Compression decreases swelling by slowing bleeding and limiting the accumulation of blood and plasma near the injured site. Without compression, fluid from adjacent normal tissues seeps into the injured area. The more blood and fluid that accumulate around an injury, the slower the healing takes. Following are instructions for safely applying compression to an injury: 

·      Use an elasticized bandage (Ace bandage) for compression, if possible. If you do not have one available, any kind of cloth or elastic tape (Elasticon) will suffice for a short time. Wrap the injured part firmly, wrapping over the ice also. Begin wrapping below the injury site, and extend above the injury site (toward the heart).

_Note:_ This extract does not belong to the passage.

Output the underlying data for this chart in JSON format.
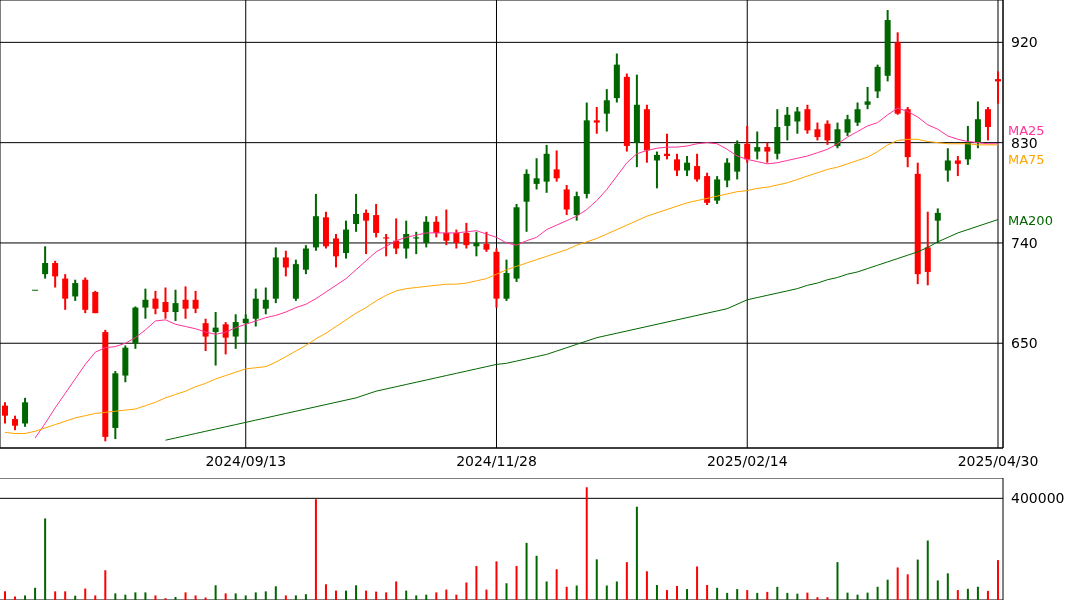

·      Be careful not to compress the area so tightly that the blood supply is impaired. Signs of blood supply deprivation include pain, numbness, cramping and blue or dusky-colored nails. Remove the compression bandage immediately if any of these symptoms appears. Leave the bandage off until all signs of impaired circulation disappear. Then rewrap the area—less tightly this time.  

ELEVATION

Elevating the injured part above the level of the heart is another important way to decrease the swelling and pain at the injury site. Elevate the iced, compressed area in whatever way is most convenient. Prop an injured leg on solid objects or pillows. Elevate an injured arm by lying down and placing pillows under the arm or placing them on the chest with the arm folded across. The whole upper part of the body may be elevated gently with pillows or a reclining chair or by raising the head of the bed on blocks.